Вскоре Политбюро и Совнарком поставили в этом деле точку: списали долги с земляков Шолохова и даже разрешили отсрочку на будущий год по сдаче государству зерна.
В декабре писатель отсылает вождю еще одно письмо из Вёшек. Само письмо пока не разыскано. Однако есть ответ Берии и его заместителя Меркулова Сталину. Из ответа явствует, что Шолохов разыскивает нескольких своих внезапно сгинувших земляков. Сталину докладывают: «Расстрелян… расстреляны…» Берия и его сподручные в ответе Сталину сдержанны, как бы даже обороняются, и даже сообщают, что писатель в некотором роде прав: «В связи с расследованием сообщения тов. Шолохова, нами в ряде органов НКВД специально выделенными бригадами была проведена проверка постановки учета арестованных, осужденных, расстрелянных, проходящих по показаниям и т. д. По материалам обследования нами приняты меры к устранению выявленных недочетов и налаживанию учетно-статистической работы во всех Управлениях, отделах и органах НКВД».
Надо же, как неправдоподобно самокритично и даже угодливо доложили вождю, отбившись от обвинений писателя.
Наверное, не случайно Шолохов поддержит Хрущева в те дни, когда Берия будет арестован. Но об этом далее.
Дополнение. Каждому поколению школьников и студентов внушается, что Шолохов великий профессионал. Истинно так — гений слова!
…Первая часть «Тихого Дона». Совсем молод и не очень-то еще опытен автор.

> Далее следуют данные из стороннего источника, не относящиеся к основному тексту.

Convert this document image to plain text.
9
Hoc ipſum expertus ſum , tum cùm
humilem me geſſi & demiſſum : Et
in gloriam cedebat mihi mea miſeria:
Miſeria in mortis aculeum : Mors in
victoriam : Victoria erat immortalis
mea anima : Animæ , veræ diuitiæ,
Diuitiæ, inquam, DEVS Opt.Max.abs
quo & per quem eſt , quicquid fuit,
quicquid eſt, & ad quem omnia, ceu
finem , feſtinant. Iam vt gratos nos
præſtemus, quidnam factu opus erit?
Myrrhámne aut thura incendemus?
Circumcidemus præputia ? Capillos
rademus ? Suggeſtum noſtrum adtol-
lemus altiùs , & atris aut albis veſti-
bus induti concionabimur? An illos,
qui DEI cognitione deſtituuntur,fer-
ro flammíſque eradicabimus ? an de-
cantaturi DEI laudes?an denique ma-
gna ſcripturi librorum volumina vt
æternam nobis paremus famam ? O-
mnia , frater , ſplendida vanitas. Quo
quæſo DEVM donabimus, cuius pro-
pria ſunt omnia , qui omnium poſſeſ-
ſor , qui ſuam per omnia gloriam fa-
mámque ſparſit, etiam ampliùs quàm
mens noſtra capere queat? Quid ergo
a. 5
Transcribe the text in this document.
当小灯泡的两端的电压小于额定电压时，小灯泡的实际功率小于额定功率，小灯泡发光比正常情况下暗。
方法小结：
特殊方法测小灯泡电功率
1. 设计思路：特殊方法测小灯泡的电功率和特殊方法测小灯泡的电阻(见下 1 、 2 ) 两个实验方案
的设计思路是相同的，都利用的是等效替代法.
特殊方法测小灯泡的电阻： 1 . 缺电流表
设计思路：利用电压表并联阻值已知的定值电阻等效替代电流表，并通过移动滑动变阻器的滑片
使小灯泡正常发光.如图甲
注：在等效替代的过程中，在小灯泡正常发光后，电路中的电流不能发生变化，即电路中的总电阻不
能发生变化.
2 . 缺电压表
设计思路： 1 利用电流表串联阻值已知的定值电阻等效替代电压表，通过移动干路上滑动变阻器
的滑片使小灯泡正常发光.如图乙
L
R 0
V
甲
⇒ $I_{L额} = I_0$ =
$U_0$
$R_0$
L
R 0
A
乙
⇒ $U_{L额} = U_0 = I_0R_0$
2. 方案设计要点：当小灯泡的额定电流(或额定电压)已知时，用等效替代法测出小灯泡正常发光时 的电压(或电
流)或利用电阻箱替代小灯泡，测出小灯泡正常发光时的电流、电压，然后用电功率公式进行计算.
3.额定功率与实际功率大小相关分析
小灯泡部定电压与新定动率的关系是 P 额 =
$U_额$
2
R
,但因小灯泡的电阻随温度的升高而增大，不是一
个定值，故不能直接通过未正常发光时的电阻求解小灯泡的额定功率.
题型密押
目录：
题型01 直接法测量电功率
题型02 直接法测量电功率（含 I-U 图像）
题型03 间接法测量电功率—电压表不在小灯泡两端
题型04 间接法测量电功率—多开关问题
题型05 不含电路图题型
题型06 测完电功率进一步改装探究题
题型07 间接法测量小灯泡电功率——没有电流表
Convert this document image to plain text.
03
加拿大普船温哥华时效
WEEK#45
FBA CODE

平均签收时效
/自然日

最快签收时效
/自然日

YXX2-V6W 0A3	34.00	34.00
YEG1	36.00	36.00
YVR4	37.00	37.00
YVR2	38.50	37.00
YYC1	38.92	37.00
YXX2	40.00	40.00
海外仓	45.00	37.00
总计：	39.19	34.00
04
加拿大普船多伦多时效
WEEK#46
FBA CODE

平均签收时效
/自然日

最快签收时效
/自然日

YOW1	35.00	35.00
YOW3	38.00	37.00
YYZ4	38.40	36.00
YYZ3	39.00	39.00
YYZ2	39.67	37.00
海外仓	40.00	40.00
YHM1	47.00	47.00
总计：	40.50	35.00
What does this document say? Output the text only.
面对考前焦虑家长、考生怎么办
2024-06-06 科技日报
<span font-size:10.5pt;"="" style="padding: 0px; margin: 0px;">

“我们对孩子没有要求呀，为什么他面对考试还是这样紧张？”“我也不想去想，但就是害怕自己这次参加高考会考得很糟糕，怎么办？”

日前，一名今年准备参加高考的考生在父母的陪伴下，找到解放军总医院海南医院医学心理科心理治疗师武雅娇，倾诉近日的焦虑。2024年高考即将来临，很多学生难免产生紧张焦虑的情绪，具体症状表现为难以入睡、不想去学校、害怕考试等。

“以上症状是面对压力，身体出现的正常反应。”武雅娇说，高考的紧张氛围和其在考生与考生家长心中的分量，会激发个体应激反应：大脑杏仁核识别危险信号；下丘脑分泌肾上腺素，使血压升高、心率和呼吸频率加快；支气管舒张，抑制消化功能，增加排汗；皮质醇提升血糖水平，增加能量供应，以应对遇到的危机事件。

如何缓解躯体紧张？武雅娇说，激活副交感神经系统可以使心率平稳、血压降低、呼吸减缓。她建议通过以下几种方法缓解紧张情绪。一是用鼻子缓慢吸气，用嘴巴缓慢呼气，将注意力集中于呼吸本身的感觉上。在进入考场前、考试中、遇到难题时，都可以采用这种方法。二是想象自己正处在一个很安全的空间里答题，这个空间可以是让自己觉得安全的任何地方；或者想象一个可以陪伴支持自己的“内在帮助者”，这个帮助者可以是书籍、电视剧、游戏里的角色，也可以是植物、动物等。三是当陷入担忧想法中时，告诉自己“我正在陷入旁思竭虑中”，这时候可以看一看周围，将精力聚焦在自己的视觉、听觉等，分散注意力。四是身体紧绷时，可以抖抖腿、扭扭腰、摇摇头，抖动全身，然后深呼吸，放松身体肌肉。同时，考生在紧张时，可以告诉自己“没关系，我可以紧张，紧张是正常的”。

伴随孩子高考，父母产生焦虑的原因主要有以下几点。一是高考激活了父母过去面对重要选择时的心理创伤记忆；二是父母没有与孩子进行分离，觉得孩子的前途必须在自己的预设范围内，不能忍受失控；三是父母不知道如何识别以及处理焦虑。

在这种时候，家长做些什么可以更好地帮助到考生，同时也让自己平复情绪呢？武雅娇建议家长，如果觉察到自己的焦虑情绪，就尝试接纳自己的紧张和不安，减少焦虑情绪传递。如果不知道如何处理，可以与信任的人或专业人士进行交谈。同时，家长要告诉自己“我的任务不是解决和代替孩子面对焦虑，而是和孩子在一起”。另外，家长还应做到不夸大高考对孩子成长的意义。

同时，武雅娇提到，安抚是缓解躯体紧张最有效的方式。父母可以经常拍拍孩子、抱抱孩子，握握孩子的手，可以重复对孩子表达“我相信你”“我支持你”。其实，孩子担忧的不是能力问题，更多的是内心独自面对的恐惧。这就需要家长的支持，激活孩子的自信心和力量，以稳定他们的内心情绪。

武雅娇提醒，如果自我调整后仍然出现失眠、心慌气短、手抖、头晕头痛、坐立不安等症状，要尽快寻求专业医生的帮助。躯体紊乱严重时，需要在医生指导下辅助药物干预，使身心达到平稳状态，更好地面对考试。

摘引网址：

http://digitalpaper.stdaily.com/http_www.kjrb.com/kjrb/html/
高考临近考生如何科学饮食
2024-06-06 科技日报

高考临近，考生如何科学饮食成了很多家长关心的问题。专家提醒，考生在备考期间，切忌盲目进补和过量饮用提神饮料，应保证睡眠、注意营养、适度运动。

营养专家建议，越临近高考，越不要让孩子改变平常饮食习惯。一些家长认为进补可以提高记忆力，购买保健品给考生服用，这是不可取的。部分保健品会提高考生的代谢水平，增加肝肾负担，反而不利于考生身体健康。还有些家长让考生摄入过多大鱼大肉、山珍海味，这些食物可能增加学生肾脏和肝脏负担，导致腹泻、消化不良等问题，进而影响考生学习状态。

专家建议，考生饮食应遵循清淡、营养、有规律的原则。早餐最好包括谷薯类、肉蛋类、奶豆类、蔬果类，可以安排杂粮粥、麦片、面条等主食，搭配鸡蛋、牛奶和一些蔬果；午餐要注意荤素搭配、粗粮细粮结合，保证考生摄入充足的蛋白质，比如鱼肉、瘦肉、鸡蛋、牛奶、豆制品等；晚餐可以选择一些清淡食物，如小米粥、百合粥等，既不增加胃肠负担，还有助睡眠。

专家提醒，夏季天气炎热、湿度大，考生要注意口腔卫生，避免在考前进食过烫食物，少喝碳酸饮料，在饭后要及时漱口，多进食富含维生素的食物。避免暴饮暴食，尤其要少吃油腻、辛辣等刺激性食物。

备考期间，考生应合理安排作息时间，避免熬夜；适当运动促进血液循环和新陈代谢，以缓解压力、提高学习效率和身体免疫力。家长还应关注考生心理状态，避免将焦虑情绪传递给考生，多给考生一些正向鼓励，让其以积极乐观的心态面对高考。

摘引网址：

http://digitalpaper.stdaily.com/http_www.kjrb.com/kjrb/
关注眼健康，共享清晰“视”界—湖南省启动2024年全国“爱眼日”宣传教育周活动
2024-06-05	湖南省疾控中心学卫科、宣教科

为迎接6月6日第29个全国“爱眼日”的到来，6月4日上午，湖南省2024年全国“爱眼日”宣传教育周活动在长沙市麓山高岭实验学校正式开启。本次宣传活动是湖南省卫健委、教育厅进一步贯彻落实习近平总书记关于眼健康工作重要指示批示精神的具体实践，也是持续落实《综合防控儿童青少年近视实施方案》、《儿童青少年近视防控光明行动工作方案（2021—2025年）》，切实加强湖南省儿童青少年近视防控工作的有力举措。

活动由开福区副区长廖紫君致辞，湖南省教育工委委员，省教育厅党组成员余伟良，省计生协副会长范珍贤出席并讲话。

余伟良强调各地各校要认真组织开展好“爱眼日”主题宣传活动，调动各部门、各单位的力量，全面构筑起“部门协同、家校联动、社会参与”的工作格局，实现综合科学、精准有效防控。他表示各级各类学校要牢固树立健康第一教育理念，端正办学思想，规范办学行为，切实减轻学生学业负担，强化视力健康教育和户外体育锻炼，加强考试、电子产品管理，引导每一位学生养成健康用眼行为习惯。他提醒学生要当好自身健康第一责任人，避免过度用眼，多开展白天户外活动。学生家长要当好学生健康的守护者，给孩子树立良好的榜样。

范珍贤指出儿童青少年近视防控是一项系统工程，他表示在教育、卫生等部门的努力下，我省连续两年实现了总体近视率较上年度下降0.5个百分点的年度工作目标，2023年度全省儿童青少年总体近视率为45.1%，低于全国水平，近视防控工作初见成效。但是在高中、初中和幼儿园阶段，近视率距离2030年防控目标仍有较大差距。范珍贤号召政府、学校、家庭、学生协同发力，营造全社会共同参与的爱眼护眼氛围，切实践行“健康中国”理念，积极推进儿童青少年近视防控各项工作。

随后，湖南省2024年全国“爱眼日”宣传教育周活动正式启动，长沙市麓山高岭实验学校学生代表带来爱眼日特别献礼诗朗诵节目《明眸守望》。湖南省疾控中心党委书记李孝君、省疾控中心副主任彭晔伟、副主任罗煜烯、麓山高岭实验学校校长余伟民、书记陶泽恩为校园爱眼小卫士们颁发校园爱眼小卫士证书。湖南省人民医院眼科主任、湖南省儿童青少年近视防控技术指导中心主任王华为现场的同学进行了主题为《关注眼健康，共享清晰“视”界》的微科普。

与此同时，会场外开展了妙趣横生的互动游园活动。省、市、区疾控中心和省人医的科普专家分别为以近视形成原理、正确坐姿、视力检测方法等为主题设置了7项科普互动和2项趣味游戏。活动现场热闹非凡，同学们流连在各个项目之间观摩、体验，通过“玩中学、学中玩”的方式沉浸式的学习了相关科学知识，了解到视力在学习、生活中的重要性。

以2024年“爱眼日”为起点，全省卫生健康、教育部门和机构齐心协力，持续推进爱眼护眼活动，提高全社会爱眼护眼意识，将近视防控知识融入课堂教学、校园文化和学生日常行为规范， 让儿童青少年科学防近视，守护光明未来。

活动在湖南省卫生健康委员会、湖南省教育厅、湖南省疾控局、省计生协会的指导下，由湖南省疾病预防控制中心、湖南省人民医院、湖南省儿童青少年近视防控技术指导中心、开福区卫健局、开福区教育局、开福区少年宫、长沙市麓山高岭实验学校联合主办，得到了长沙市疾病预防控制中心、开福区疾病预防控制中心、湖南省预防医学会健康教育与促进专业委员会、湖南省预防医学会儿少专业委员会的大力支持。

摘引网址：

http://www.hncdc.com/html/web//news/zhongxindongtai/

Но уже первый — самый первый! — абзац выявляет талант художника — пейзажиста и мелодиста: «Нацелованная волнами галька, перекипающее под ветром вороненой рябью стремя Дона». Диву даешься: обыкновенные десять красок-звуков, но так их кисть мастера зачерпнула, что стали они живописными и музыкальными.
Или: «Травы безрадостные и никудышные…» Или будто звук от виртуозного скрипача: «Жито четко брызнуло по воде, словно кто-то вполголоса шепнул — „шик!“» Или такая опять же чарующая музыка: «Прелью сырой и пресной дышал берег. С конских губ ронялась дробная капель. На сердце сладостная пустота. Хорошо и бездумно…» Или такое звукописное стаккато вдруг возникает при описании драки у мельницы, вослед протяжным нотам воплей-криков: «А-а-а-а… Гу-у-у-у… А-я-я-я-яя… Хряск. Стук. Стон. Гуд».
А сколько местного речевого колорита: «Несет на затоп кизяки…», «Зачужалый голос…», «Лошадей пустили на попас…», «Расхлебенил ворота», «Гриватили волны…», «Хрусткий чок конских копыт…».
Образность… Он находил такие искусные метафоры, которые просто заставляют остановиться. Вот к примеру: «Там, где шли бои, хмурое лицо земли взрыли снаряды: ржавели в ней, тоскуя по человеческой крови». Или об убитом в бою: «Подпрыгнув на седле, Силантьев падал, ловил, обнимая руками голубую даль…» Или: «Лед, трупно синея, вздувался. Невыразимо сладкий запах излучал оголенный чернозем…»
А как изощрен при вкраплении документалистики! Здесь вживляет листовку от большевиков, там позволяет, минуя спецхран, познакомиться с обращением Корнилова, речью Каледина или посланием Краснова (догадываюсь, как хватались за головы былые цензоры).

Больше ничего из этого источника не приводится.